Our Place in the Universe

October 27, 2015 | Sarah Tse

Nebula - NGC6960
Photo credit: NASA

Answers to profound questions you’ve always wondered about the universe: How old is it? How big? What does it look like?     

Do you ever sit down with your morning cup of coffee, stare introspectively into your bowl of cereal, and ask yourself, “How old is the universe? How big? Where’s the center, and where are we in relation to it?”

Of course you do. Pondering the mysteries of the cosmos every now and then helps to keep your ego in check, and the age, size, and shape of the universe is a particularly humbling prospect. After all, even our own little home planet is already a ripe old 4.54 billion years old. Gauging the approximate age of the Earth was a relatively simple matter of performing radiometric age dating on samples of rocks and meteorite material. The universe is an entirely different kettle of fish.

SEE ALSO: What the Heck is Dark Matter?

Scientists can guess the universe’s age by using its expansion rate, known as the Hubble constant. The expansion itself is caused by dark energy, and the great proportion of dark energy to matter has resulted in an accelerating expansion rate. Combined with the density of matter, researchers can determine how fast the universe expanded and when that expansion began.

To determine the density, composition, and expansion rate of the universe, various missions have measured the residual thermal radiation from the Big Bang, known as cosmic background radiation. These missions performed calculations using those data, and have collaboratively arrived at an age of 13.798 billion years, give or take about 37 million years.

It’s important to keep in mind that the expansion of the universe is a bit different from, say, an expanding balloon. No one could stand outside the universe to see how far it expands, because there is no space or time beyond the universe. Space-time itself is stretching out, carrying with it the matter contained within.

Cosmic background radiation leftover from the birth of the universe.
Cosmic background radiation leftover from the birth of the universe. Photo credit: NASA

We can’t even fathom the true size and shape of the universe because of the constraints of the speed of light.
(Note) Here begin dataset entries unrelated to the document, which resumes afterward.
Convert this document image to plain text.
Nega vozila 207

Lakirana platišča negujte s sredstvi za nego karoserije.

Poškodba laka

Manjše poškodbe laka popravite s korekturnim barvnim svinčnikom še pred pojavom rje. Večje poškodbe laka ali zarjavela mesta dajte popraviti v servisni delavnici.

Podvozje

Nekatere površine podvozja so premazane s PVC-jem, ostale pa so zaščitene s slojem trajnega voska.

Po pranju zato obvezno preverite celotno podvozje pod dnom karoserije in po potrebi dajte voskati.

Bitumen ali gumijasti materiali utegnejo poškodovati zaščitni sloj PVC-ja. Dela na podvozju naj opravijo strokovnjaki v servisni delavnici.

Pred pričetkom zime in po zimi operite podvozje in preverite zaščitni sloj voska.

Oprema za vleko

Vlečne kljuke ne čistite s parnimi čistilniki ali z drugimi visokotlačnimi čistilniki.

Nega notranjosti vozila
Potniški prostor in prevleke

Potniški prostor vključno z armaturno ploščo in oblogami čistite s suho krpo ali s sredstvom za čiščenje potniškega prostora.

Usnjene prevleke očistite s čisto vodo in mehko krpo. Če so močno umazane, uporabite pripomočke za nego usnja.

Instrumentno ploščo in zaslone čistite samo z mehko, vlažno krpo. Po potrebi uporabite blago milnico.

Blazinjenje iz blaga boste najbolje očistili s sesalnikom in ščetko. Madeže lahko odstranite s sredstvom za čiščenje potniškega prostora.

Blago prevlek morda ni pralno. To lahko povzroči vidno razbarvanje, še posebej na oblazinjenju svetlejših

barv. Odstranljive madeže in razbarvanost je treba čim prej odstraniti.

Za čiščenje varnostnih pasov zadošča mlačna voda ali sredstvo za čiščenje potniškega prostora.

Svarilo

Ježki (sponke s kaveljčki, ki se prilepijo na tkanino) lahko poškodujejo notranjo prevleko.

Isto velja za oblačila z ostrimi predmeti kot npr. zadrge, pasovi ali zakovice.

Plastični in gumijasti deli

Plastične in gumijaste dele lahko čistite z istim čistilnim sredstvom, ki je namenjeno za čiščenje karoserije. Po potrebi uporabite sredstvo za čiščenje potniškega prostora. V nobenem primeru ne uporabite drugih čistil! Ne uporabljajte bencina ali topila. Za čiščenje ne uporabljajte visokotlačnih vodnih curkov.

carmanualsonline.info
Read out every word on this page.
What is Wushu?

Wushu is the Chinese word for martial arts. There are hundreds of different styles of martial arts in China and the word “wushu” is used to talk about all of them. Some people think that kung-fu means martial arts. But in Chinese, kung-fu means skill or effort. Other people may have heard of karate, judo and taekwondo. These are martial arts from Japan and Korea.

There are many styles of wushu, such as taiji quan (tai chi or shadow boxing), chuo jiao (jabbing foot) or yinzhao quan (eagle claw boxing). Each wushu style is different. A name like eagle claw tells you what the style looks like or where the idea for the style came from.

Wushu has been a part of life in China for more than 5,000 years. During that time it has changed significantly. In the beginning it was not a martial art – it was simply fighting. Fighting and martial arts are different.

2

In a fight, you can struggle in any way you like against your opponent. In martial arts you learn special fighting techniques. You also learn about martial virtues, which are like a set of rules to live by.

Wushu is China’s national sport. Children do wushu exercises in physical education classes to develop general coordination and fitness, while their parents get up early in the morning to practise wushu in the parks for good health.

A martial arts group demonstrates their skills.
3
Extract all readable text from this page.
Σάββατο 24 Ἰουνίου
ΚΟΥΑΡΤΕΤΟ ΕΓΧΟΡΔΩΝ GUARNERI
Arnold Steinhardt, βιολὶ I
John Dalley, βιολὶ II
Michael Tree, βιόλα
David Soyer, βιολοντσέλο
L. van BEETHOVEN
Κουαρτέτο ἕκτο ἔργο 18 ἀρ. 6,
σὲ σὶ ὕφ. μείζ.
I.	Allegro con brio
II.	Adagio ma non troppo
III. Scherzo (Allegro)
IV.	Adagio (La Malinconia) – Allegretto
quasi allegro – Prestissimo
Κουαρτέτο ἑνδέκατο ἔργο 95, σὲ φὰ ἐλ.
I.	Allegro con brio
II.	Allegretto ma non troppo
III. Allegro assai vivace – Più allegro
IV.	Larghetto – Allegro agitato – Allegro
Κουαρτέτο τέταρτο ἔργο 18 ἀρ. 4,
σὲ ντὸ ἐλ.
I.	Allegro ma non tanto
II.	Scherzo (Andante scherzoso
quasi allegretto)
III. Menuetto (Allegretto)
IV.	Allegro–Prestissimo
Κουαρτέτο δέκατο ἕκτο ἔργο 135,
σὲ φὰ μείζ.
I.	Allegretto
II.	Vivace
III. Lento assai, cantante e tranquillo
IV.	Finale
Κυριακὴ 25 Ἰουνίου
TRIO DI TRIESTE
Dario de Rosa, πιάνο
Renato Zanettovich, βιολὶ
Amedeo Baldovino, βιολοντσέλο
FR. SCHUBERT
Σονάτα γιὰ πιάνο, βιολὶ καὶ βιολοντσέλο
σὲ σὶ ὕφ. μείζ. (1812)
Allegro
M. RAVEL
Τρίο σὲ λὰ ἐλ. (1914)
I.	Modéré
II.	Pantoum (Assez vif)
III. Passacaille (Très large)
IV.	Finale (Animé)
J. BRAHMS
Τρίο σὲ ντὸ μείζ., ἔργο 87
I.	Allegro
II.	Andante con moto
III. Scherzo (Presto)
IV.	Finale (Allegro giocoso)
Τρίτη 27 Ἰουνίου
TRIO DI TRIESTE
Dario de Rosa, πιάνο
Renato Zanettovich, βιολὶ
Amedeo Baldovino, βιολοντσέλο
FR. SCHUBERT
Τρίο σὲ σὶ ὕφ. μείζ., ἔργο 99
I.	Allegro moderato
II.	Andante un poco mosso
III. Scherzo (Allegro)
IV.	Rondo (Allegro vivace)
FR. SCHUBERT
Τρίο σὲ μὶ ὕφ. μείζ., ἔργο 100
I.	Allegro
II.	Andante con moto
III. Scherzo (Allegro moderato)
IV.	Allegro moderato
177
It takes time for light and other signals to reach us on Earth, so the farthest observable limit of the universe is the distance that could have been traveled by light in those 14 billion years. The furthest objects we can see appear as they did right after the Big Bang, and after that, we’re blinded by the light of cosmic background radiation. Expansion also complicates things because in the time it takes for light to reach us from a star’s original location, the star has moved further away.

Our best guess for the size of the observable universe is about 46 to 47 light-years away in every direction—assuming, by the cosmological principle, that the universe behaves under the same forces throughout. That observable universe forms a sphere centered around us, so we are essentially located at the center of our universe.

As time passes, light will reach us from greater distances and the observable universe will grow. But as the universe continues to expand, the objects at the very edges of that growing sphere are moving away from us faster than the speed of light. This means there is a “future visibility limit,” and light emitted from any objects beyond that limit could never enter our observable universe. .

Researchers are still trying to figure out what the universe is like beyond our observable sphere. Einstein’s theory of general relativity, which dictates that matter and energy exert gravitational forces that warp the shape of space-time, continues to reign over these calculations. Physicists have measured the distortions caused by two orbiting galaxies, and found that the universe is both flat and infinite.

An infinite universe will continue to expand, since dark energy doesn’t seem to be running out any time soon. As stars run out of energy and drift further and further apart, everything in the universe could eventually become the same temperature. This daunting fate is called “heat death,” because temperature gradients are necessary to sustain life and other work-intensive processes. That’s assuming that dark energy doesn’t increase so much that it tears apart the fabric of space. Or maybe the whole shebang will implode and collapse into a dimensionless singularity. Nobody knows for sure, and that’s what makes physics both fascinating and terrifying.